Os centros espíritas pesquisados parecem ser o lugar onde os buscadores tem
suas emoções valorizadas, permitidas de serem expressas. Assim, os kardecistas vivem
na anti-estrutura, e à medida que seus rituais negam a morte. Os buscadores e médiuns
vivem as margens da estrutura dominante porque acreditam na comunicação com os
mortos, na continuidade da vida. A mensagem é a ambiguidade, a transição, em que o
morto está vivo, uma ambivalência. O luto é o drama social, a busca por cartas é a ação
social, é a ação simbólica. A morte é a metáfora, e quando se recebe a carta psicografada
vive-se uma communitas. Já a carta é o símbolo de que a vida continua.
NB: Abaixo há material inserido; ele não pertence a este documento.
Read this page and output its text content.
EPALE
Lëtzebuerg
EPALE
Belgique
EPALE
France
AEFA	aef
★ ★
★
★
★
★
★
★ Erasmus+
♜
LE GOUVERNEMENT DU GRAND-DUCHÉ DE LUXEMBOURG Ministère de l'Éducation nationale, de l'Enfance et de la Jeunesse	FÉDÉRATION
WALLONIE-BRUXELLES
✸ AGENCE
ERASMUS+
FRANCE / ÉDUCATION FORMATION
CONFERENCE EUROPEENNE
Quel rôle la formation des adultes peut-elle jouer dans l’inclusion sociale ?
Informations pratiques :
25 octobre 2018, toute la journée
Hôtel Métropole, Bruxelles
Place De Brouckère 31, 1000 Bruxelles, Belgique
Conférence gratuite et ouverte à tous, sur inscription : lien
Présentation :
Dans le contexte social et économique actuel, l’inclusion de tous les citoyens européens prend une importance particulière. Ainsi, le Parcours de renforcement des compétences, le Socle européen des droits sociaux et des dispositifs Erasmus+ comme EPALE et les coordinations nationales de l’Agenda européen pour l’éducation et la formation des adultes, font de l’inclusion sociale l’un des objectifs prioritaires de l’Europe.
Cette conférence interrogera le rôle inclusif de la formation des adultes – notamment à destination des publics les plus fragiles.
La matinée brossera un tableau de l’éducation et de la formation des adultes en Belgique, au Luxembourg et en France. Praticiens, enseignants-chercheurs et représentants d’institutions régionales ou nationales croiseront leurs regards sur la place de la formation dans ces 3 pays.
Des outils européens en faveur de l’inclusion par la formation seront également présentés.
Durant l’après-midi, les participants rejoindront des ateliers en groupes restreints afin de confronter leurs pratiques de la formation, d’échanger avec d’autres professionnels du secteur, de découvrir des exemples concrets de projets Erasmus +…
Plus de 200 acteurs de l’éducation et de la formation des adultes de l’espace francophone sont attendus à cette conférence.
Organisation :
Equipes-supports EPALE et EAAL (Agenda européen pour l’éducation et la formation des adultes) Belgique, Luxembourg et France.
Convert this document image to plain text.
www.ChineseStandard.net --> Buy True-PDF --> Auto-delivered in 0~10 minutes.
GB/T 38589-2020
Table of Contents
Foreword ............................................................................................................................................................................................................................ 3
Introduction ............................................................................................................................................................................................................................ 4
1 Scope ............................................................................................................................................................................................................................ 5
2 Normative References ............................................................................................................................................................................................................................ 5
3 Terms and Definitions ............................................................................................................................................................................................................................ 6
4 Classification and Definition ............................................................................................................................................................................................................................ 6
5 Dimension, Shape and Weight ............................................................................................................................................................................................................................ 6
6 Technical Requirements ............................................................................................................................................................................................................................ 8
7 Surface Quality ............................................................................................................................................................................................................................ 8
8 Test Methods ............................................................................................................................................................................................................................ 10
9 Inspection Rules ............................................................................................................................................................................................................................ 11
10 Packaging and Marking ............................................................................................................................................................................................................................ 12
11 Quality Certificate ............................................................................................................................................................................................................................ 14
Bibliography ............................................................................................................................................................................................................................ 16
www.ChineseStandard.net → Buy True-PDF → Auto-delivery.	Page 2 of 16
Novas pesquisas ou mesmo ampliar este estudo, tenho por sugestão a pomada
do ‘Vovô Pedro’, a pictografia, a influência da terapêutica espírita, o tratamento espiritual,
o momento da sessão mediúnica pública de psicografia para o processo de luto, a
influência da música no trabalho de luto são outras formas para se compreender o
processo de luto a luz do Kardecismo.
Poder-se-ia pesquisar os buscadores enlutados que não tenham recebido
mensagens espirituais, ou o significado de uma carta psicografada enviada pelo ente
querido morto ou por um amigo espiritual, em nome desse morto. Ou um estudo de caso,
ou a história de vida, por exemplo, dos buscadores Girassol e Sol, Flor de Liz. Ou ainda a
influência de cartas psicografadas para um grupo familiar, como recentemente o caso
Fernanda Lages, sua família publicou, em dezembro de 2012 na imprensa local a
mensagem espiritual endereça aos familiares.